I doubt any of us had any real conception of what would ensue from the events of that day. We knew America would respond fiercely, though there seemed no obvious target for her. Perhaps the masterminds behind the attack would be caught, but the perpetrators themselves had died with their victims. Nevertheless, someone would pay.

What we did not foresee was how the passage of time, the accumulation of atrocities, and decisions made by powerful men and women the world over would change our perceptions of the world.

At the collapse of the Soviet Union, one of its senior diplomats, Georgi Arbatov, said, “We will do a terrible thing to you; we will deprive you of an enemy.” But the clear and definable threat from the USSR was replaced almost immediately by another, which very few had foreseen: a nebulous, far-flung and deadly conspiracy, with just enough visibility about it–its adherents had brown skins–to provide a focus for our fears.

That there are grounds for these fears is undeniable. Any government which neglected to prevent further attacks would be failing in its first duty, which is to defend its people. However, five years after 9/11, we are asking serious questions about how far the measures taken to defend us against attack are fueling further attacks, and–more alarming because far more insidious–creating a culture in which such atrocities are more likely to happen.

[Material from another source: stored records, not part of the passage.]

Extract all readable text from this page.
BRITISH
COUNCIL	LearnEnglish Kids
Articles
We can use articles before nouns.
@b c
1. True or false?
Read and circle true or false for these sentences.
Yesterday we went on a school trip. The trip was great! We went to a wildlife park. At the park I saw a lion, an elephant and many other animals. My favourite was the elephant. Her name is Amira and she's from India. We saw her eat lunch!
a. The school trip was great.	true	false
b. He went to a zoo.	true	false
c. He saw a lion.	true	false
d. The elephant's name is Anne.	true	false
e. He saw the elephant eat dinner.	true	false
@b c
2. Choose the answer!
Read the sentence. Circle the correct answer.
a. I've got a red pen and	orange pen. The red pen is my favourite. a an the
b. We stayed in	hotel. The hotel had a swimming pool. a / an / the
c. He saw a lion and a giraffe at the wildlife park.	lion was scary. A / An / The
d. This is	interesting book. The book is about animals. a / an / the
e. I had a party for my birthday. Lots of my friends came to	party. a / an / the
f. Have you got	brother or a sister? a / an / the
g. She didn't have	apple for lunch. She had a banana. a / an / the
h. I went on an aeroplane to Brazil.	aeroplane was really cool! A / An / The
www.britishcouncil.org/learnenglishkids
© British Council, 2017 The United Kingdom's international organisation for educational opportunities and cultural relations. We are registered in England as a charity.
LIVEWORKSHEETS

The danger of prophecies becoming self-fulfilling is very well known. The problem with President Bush’s War on Terror–good Christian West against bad Muslim Middle East–is that it has created a narrative which is both coherent and comprehensible, and therefore plausible. That does not make it true, but the actions of those who believe in it might make it true.

Along with serious consequences for global peace, as very eminent commentators have pointed out, have come serious consequences for Christian and democratic values. A former Baptist Union of Great Britain president, Roy Jenkins, argues in a new book, Break a Body, Save a Soul, that international agreements prohibiting torture are being undermined by the War on Terror.

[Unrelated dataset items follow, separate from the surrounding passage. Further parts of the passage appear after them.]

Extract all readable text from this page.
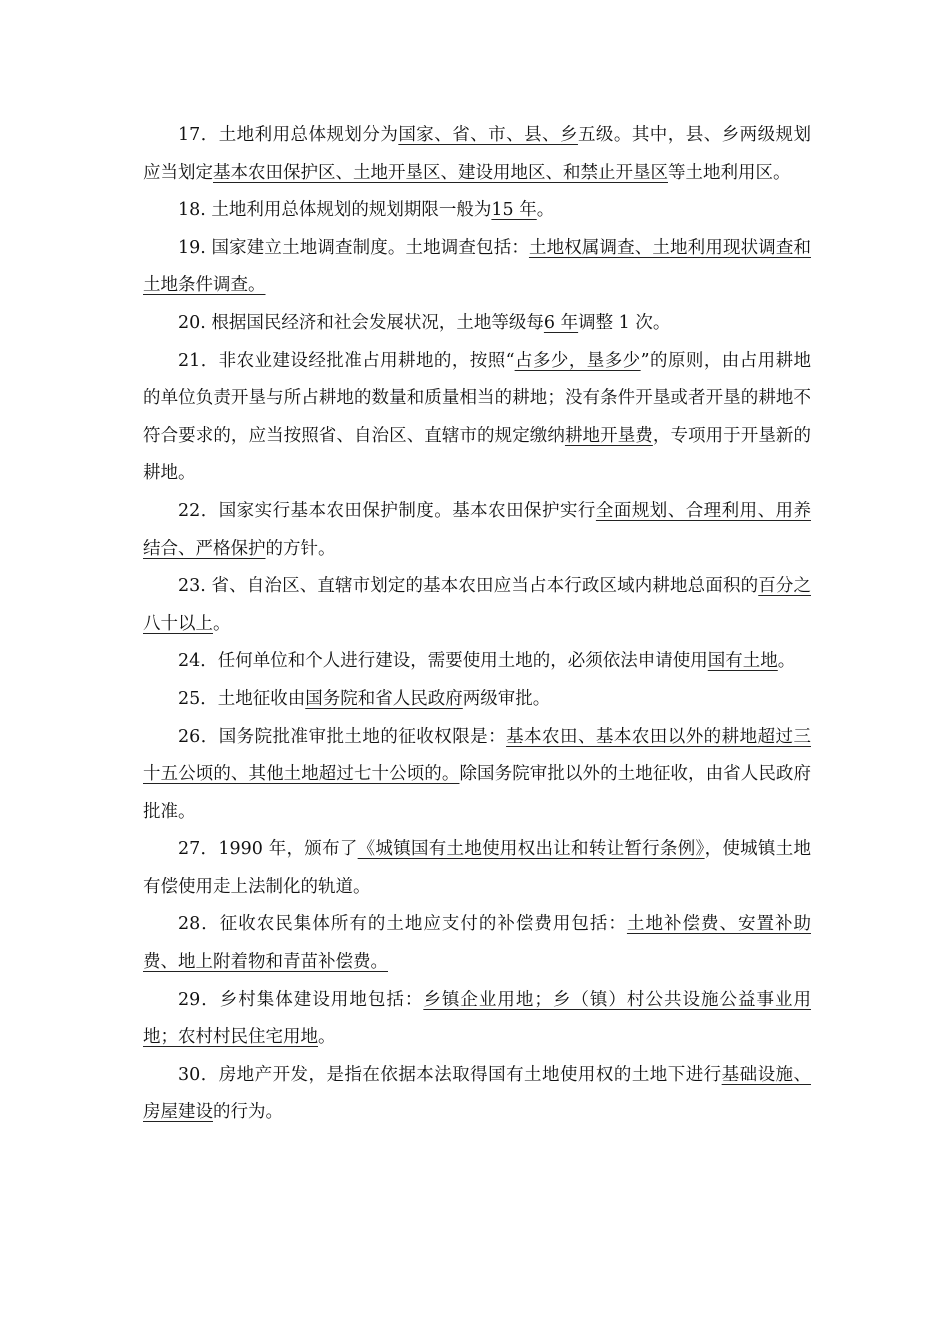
17．土地利用总体规划分为国家、省、市、县、乡五级。其中，县、乡两级规划应当划定基本农田保护区、土地开垦区、建设用地区、和禁止开垦区等土地利用区。

18. 土地利用总体规划的规划期限一般为15 年。

19. 国家建立土地调查制度。土地调查包括：土地权属调查、土地利用现状调查和土地条件调查。

20. 根据国民经济和社会发展状况，土地等级每6 年调整 1 次。

21．非农业建设经批准占用耕地的，按照“占多少，垦多少”的原则，由占用耕地的单位负责开垦与所占耕地的数量和质量相当的耕地；没有条件开垦或者开垦的耕地不符合要求的，应当按照省、自治区、直辖市的规定缴纳耕地开垦费，专项用于开垦新的耕地。

22．国家实行基本农田保护制度。基本农田保护实行全面规划、合理利用、用养结合、严格保护的方针。

23. 省、自治区、直辖市划定的基本农田应当占本行政区域内耕地总面积的百分之八十以上。

24．任何单位和个人进行建设，需要使用土地的，必须依法申请使用国有土地。

25．土地征收由国务院和省人民政府两级审批。

26．国务院批准审批土地的征收权限是：基本农田、基本农田以外的耕地超过三十五公顷的、其他土地超过七十公顷的。除国务院审批以外的土地征收，由省人民政府批准。

27．1990 年，颁布了《城镇国有土地使用权出让和转让暂行条例》，使城镇土地有偿使用走上法制化的轨道。

28．征收农民集体所有的土地应支付的补偿费用包括：土地补偿费、安置补助费、地上附着物和青苗补偿费。

29．乡村集体建设用地包括：乡镇企业用地；乡（镇）村公共设施公益事业用地；农村村民住宅用地。

30．房地产开发，是指在依据本法取得国有土地使用权的土地下进行基础设施、房屋建设的行为。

“Christians are not always the good guys, those on the receiving end of torture,” he says. “Christian believers practice torture, order torture, collude in torture, condone torture, justify torture, remain willfully blind to the use of torture.”

In another book, just released in the U.K. ,Faith and Freedom, former U.S. president and Baptist lay preacher Jimmy Carter reflects on what has happened in his own country since 9/11.

Referring to the advances in human rights policy under his own administration and subsequently, he says: “During the past four years there have been dramatic changes in our nation’s policies toward protecting these rights. Many of our citizens have accepted these unprecedented policies because of the fear of terrorist attacks, but the damage to America’s reputation has been extensive.

“Formerly admired almost universally as the pre-eminent champion of human rights, the United States now has become one of the foremost targets of respected international organizations concerned about these basic principles of democratic life.”

Anyone who imagines that there are easy answers to the problem–or problems–of terrorism is naïve. Things have gone beyond the point at which all violence could be avoided by an appeal to reason or the better natures of men with guns and bombs. But this erosion of values will not, in the long term, help anyone. It will sow the dragons’ teeth of more and worse conflict to come, and it must be resisted.

We may let Mr. Jenkins have the last word, as he calls on Christians to make their voices heard. “It is a scandal which must be faced, for the sake of those who suffer, certainly; but also for the well-being of whole societies and for the soul of the Church of Jesus Christ.”

Mark Woods is editor of the Baptist Times. This column appeared as an editorial in the paper’s Sept. 6 online issue.